A prototype tests the ability for a design to work, so in essence it is either a preliminary version of the finally envisioned product, or some “works like” derivation. A pretotype is much more interested in whether you would want to use the design in the first place. Note in the definition the use of “experience” rather than “function”. Mostly we see pretotyping in software development where some shell of the software is developed so the user gets the front-end experience, but the “guts” are merely pre-canned responses or automated actions.

In software, this seems pretty obvious – you make a dummy interface and get to determine how much you might enjoy its use. For physical design the line between prototypes and pretotypes is blurrier.

How to Draw the Line

Engineers abhor shades of grey, even though we operate in them constantly (see many past newsletters if you want to revisit my rants on this subject). Here’s my attempt to draw a (thick) line between the two. It all comes down to why these phases is design. Prototypes exist to test the ability to meet functional requirements. Pretotypes exist to test whether the product will be used.

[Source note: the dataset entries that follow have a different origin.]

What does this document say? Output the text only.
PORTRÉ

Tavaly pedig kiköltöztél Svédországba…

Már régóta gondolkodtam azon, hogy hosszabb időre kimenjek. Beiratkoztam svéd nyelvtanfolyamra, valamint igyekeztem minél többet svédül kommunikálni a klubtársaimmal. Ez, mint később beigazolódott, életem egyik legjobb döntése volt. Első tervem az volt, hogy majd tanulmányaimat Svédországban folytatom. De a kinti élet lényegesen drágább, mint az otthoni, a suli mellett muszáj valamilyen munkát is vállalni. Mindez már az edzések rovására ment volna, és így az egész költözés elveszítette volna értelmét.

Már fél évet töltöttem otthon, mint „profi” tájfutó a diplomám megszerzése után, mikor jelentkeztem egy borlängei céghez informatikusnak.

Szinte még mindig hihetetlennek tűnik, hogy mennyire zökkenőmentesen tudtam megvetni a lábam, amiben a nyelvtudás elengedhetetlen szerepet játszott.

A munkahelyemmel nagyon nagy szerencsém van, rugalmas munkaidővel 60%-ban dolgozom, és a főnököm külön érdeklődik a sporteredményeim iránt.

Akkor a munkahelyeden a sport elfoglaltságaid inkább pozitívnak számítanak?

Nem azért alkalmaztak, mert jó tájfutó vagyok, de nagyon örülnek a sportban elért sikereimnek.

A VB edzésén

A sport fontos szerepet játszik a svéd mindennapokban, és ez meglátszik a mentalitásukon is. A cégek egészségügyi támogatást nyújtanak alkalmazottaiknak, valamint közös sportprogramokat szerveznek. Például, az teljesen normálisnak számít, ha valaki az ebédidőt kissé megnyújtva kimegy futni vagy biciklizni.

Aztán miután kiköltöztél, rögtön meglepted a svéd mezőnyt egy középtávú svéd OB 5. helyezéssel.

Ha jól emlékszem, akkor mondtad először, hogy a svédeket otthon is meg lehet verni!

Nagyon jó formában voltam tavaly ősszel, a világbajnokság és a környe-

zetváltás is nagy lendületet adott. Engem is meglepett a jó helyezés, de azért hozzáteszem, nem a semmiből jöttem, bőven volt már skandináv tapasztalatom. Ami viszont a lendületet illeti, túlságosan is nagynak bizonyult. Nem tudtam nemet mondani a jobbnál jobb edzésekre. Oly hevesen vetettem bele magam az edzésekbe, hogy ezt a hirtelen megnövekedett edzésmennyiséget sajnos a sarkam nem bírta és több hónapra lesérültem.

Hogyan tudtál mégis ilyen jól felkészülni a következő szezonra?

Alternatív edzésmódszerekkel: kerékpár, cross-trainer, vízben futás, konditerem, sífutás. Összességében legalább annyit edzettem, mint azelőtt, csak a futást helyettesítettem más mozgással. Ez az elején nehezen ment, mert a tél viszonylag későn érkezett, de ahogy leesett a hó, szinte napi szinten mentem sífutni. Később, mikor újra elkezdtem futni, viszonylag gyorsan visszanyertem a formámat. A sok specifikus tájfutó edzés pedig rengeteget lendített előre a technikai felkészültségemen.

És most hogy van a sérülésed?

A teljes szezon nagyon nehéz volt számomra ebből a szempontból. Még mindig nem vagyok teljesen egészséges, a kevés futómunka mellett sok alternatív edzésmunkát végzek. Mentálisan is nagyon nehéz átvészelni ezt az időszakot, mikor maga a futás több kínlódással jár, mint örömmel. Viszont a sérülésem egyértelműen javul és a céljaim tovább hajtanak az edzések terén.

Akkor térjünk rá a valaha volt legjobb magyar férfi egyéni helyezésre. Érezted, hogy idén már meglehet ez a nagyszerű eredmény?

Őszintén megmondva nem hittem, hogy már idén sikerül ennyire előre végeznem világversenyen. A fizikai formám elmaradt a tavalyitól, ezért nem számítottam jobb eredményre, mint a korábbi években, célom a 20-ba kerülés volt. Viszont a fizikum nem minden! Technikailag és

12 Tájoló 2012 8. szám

That drives us to distinguishing between two very different types of requirements that drive the design: functional requirements and operational requirements. The former is essentially “critical” for physical products. Without meeting these requirements, there would be no reason for the products’ existence. Examples include the ability for bearings to turn, support structures to not buckle, etc. Operational requirements are those imposed on the design so its functional requirements can actually be accessed. For bearings, it might be the ability to lubricate the bearings and for a support structure the ability to perform periodic inspections for corrosion.

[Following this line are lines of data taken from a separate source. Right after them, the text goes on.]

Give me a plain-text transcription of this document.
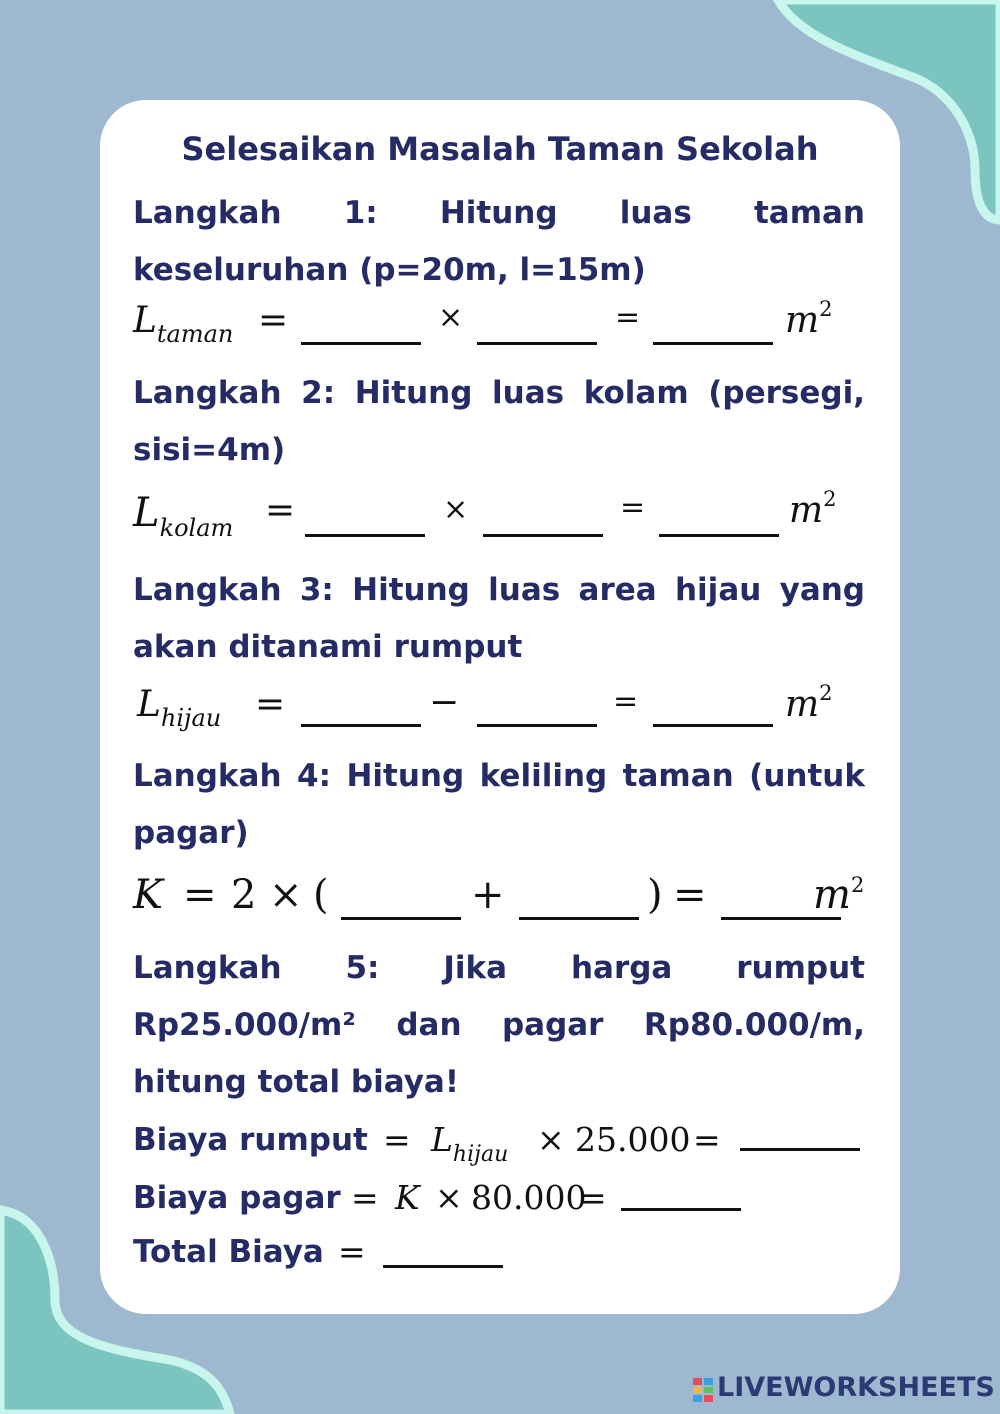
Selesaikan Masalah Taman Sekolah

Langkah 1: Hitung luas taman keseluruhan (p=20m, l=15m)

$L_{taman}$ =	×	=	$m^2$

Langkah 2: Hitung luas kolam (persegi, sisi=4m)

$L_{kolam}$ =	×	=	$m^2$

Langkah 3: Hitung luas area hijau yang akan ditanami rumput

$L_{hijau}$ =	−	=	$m^2$

Langkah 4: Hitung keliling taman (untuk pagar)

K = 2 × (	+	) =	$m^2$

Langkah 5: Jika harga rumput Rp25.000/m² dan pagar Rp80.000/m, hitung total biaya!

Biaya rumput = $L_{hijau} \times 25.000$ =
Biaya pagar = K × 80.000
=
Total Biaya =
LIVEWORKSHEETS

If the functional requirements for the design are met by the product you are evaluating, at a minimum this is a prototype. Even if it’s awkward, messy, breaks a lot, looks horrible, etc. A pretotype will never be able to meet all of the functional requirements, and perhaps will meet none of them.

A pretotype is much more interested in the operational requirements. This is usually manifested in space envelopes, user controls, and interfaces with other components. To take it a step further, a pretotype is only interested in some subset of the operational requirements, which significantly limits its scope – and this is an important point.

Why Pretotypes?

There are three competing factors in all designs – schedule, cost, and quality. Both prototypes and pretotypes are the least interested in the last factor as they are temporary test products at best. The difference between the two is the balance between schedule and cost. In the current design and manufacturing environment, the actual making of a thing is often a very small portion of the actual design cost.

Pretotyping looks to trade some of the cost that would normally go into the design into producing something tangible early in the process with the goal of at least breaking even on cost by reducing design effort, but more importantly accelerating schedule. In this way, a well conceived pretotype is at a minimum cost neutral, but schedule positive.

Prototypes are certainly not cost neutral but are generally used for risk reduction during the manufacturing and warranty phases. They exist not to accelerate the design cycle (often they slow it down), but to accelerate the manufacturing cycle and reduce long-term risk. Where this has value, it doesn’t provide the schedule acceleration that pretotyping is designed to achieve.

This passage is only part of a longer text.